这些天里,维克多一次觉都没有睡好,以至于他干活的动作慢了、不轻盈了。

不过幸运的是,他的主人并没有介意。这似乎有些奇怪了,维克多想着,瓦尔登先生完全无所谓他对红楼是否真心付出——就好像是早已料到这儿的仆人都干不好事情。

要论早几天,维克多还有机会反驳他,可是现在,洛微尔太太也……

“这太糟糕了。”他轻轻摇摇头,“夫人在时,我们可没这样怠慢过。”

瓦尔登先生并不想去分担他的痛苦。

那次事件之后,他像是换了个人,不再待在顶楼,而是会背着画板、提着画具出门。他不让维克多跟着,只是嘱咐:“如果有不认识的人来到红楼,你就用扫帚打跑他们。”

主人离开了,麻烦也少了。

他该放松了,该放下洗衣做饭的累活,该放下修剪草坪的工作,该放下一切,该安安静静地瘫在那木墩上。

这不好。

剩给红楼的,只有一个孤独的仆人、一个巨大的年轮和脏兮兮的大理石地砖。

他还是继续劳动,试图摆脱那层可怕的寂寞。用抹布擦拭木栅栏、用毛刷子扫走白布上的尘灰,他不敢停下,一停下就忍不住伤感。

瓦尔登先生通常会在凌晨回家,天未亮又出去。第一次晚上,维克多以为他会在外面过夜,便早早上床休息了,结果半夜被突然的敲门声惊醒。

维克多以为他会生气,立刻帮他背上画板,跟在后面道歉了又道歉。上顶楼后,他替他把画板重新架好——那是很大一块木板,边缘满是杂乱的色彩。
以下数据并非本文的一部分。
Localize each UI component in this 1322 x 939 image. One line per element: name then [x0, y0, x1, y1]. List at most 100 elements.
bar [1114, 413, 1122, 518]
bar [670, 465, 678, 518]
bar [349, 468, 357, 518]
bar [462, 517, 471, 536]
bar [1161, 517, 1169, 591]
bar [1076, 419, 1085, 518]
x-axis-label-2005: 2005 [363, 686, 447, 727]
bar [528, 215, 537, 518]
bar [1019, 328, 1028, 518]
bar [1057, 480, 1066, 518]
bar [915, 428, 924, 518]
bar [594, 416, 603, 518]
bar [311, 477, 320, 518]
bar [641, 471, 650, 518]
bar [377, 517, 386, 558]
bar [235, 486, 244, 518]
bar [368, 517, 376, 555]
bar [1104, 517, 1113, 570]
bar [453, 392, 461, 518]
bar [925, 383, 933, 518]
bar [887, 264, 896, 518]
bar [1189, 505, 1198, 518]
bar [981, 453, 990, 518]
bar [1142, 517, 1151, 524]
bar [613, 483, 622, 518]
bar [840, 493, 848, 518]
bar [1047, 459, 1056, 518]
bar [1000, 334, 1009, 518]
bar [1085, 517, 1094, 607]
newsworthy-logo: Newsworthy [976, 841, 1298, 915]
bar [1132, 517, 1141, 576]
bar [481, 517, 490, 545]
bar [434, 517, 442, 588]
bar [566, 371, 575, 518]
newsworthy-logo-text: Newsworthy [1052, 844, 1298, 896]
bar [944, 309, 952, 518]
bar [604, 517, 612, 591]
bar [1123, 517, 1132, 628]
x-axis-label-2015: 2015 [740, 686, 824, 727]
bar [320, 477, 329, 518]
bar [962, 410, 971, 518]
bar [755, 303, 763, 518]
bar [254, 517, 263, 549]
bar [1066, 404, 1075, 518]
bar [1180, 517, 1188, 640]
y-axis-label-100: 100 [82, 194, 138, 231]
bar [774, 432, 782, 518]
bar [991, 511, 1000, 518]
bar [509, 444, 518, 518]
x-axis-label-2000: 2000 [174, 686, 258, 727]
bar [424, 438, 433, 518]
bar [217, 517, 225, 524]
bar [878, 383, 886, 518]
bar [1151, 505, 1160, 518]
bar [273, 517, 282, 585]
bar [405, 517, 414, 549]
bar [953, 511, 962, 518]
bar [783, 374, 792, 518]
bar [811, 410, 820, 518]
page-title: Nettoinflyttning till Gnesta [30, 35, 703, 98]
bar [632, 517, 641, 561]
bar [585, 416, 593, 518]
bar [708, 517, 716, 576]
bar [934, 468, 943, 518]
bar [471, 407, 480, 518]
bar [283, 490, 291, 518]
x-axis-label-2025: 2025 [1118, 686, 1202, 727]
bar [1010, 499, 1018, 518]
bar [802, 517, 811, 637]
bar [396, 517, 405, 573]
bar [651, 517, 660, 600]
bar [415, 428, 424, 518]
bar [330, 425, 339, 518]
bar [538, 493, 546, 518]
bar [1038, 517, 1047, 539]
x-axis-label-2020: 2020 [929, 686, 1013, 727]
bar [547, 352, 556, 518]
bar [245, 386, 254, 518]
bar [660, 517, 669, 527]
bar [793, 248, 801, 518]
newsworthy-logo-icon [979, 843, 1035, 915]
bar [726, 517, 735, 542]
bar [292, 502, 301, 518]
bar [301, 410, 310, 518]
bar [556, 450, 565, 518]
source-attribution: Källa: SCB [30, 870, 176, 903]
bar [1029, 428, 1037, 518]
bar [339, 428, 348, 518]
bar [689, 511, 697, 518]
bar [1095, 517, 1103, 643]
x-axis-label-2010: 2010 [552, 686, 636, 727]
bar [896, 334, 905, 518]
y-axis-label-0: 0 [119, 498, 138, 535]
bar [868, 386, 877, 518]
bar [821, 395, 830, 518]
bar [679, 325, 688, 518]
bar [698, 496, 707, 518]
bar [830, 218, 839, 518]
紧接着,他帮他整理了换下的衣物,小心翼翼抱在怀里,并询问是否还有别的需要。

瓦尔登先生只是说:“今天有陌生人来红楼吗?”

“没呢没呢。”

闭上眼沉吟一会儿,圆指甲紧揪着床单,贵金丝绸被卷出一轮轮褶皱。

“我知道了,回去吧。”

维克多回房间后,第一时间没有蜷在床上,而是拉开了窗帘。这是一楼,窗户外面就是前院。

今夜无风,大门紧锁。

“先生说过了,他不要别人。可是画板那么重、画具那么多,就算是安排了马车,他毕竟还是个少爷啊。怎么可能一边拖着那脏兮兮的东西,一边寻风景呢?那样很累的,换成我,都可能吃不消。”

维克多把脸紧贴玻璃,盯着那些被黑暗笼罩的灌木。

“我被先生骗了。他找了帮手。”

大概是白日的孤单寂寞混淆了疲惫感,他一瞬间竟然丢弃了自己的仆人身份。

他起了妒心。

这一点也不公平。维克多皱着眉头,不高兴地坐在椅子上。这不公平,他不让我请仆人,美名其曰什么“他只要我”,现在倒好,我一个人收拾这大屋子,他就跑到外边去,找另外的人帮他!

——不,这又不对。

维克多晃晃脑袋。夫人早些时候就说过了,主人家想做什么就做什么。瓦尔登先生把我留下只是为了照顾红楼,我应该听从他的安排,我没资格说东说西。

但他到底不能释怀,总觉着哪里怪怪的,概是洛微尔太太走得太久了。他太渴望着被需要了。

从那以后的几天里,维克多调整了作息,坚持着在凌晨等候瓦尔登先生回来,跟着他上顶楼,帮他整理衣物,收拾画具,然后回答那个问题:“没呢没呢,这几天都没有陌生人来。”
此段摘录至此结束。